Her response was, "How do you feel? Do you feel like you are depressed?" She makes me so mad! Answers my questions with a string of her questions!!

I was so aggravated by the end of the session. I got up and slapped my check on her desk and waited for her to give me my receipt. As she was writing out the receipt, she said, "Your assignment for next week is to explore where all your anger is coming from. Try to identify the source. Work on how you can release that anger in a safe way. I want you to continue to work on being able to express your FEELINGS while IN therapy. You do a good job of writing them in your emails, but I want you to be able to show them in our sessions as well."

I was like, "Yeah, whatever." Another stupid assignment on anger and feelings. Blah, blah, blah,.......

I kinda snatched the receipt without looking at her. Normally she would walk me to the door, but I beat her to it. As I walked out, she said, "I also want you to explore why you are mad at me."

Whatever! I didn't even look at her. Just walked out. It was horrible!!! I felt like I wasted my time and money today! I am so mad at her right now that I never want to go back. Why can't she be more aggressive? I am the type of person that needs that! I told her I need for her to push me. Why does she make me sit there being swallowed up in my emotions?

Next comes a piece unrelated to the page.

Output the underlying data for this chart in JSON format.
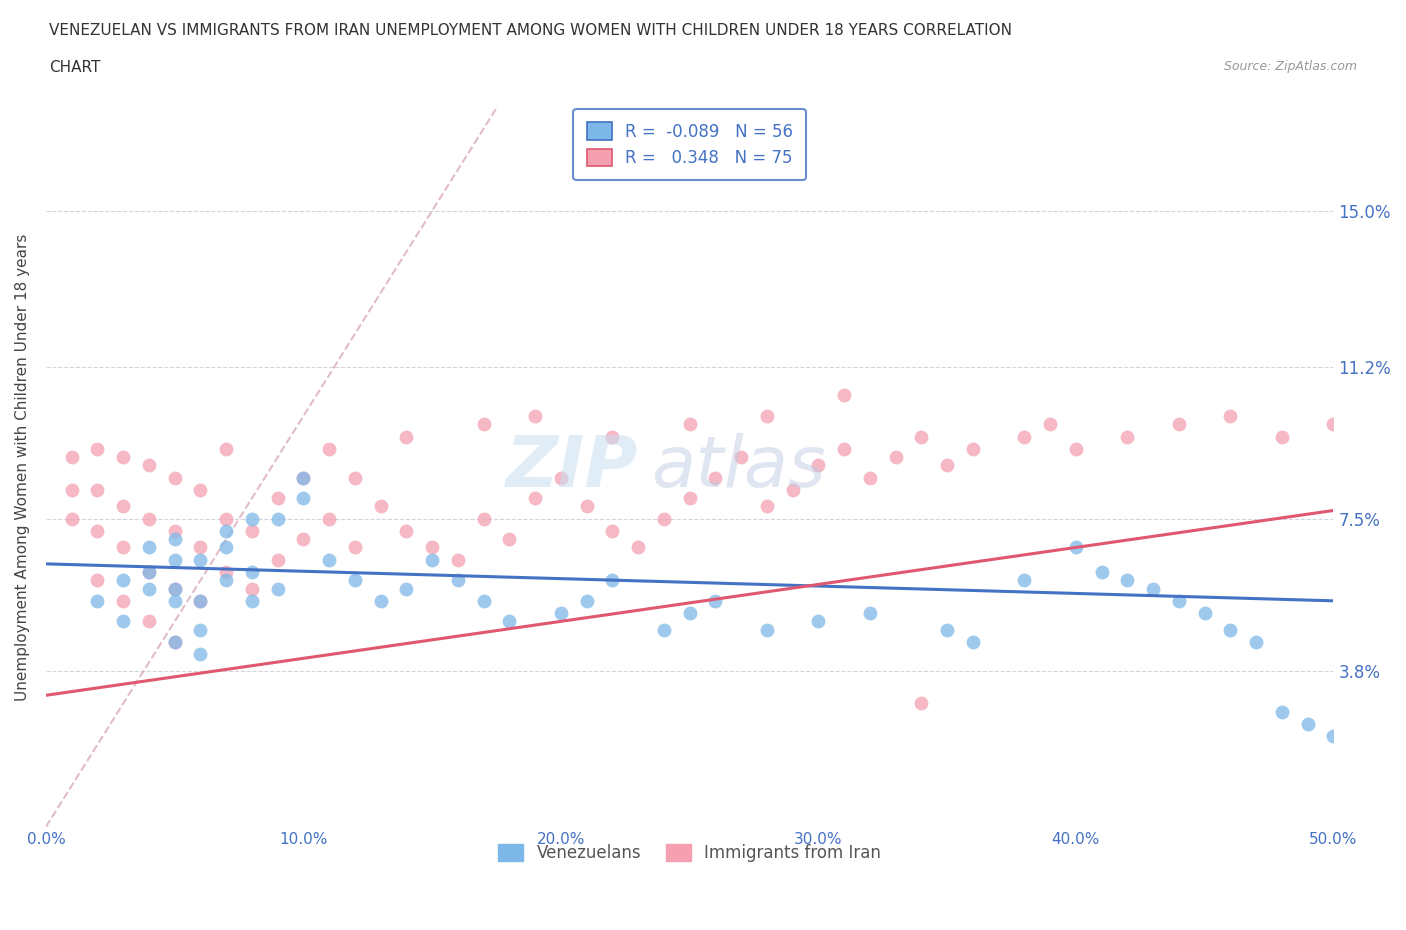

I am sure she thinks this is good for me in some way. Sitting with my anger, fear, and whatever else I have wrong with me. I am a basket case. Much worse than I was when I began therapy. What is the point of all of this? If I am going to have to do all the work, why bother? What is her role? Sit in that leather chair and look at me???

Our session was about 90% spent in total silence and 10% actually talking. What a waste!! Maybe I need to take a month off from therapy to re-evaluate if this really has any validity to it. Right now I am thinking it is a bunch of crock!!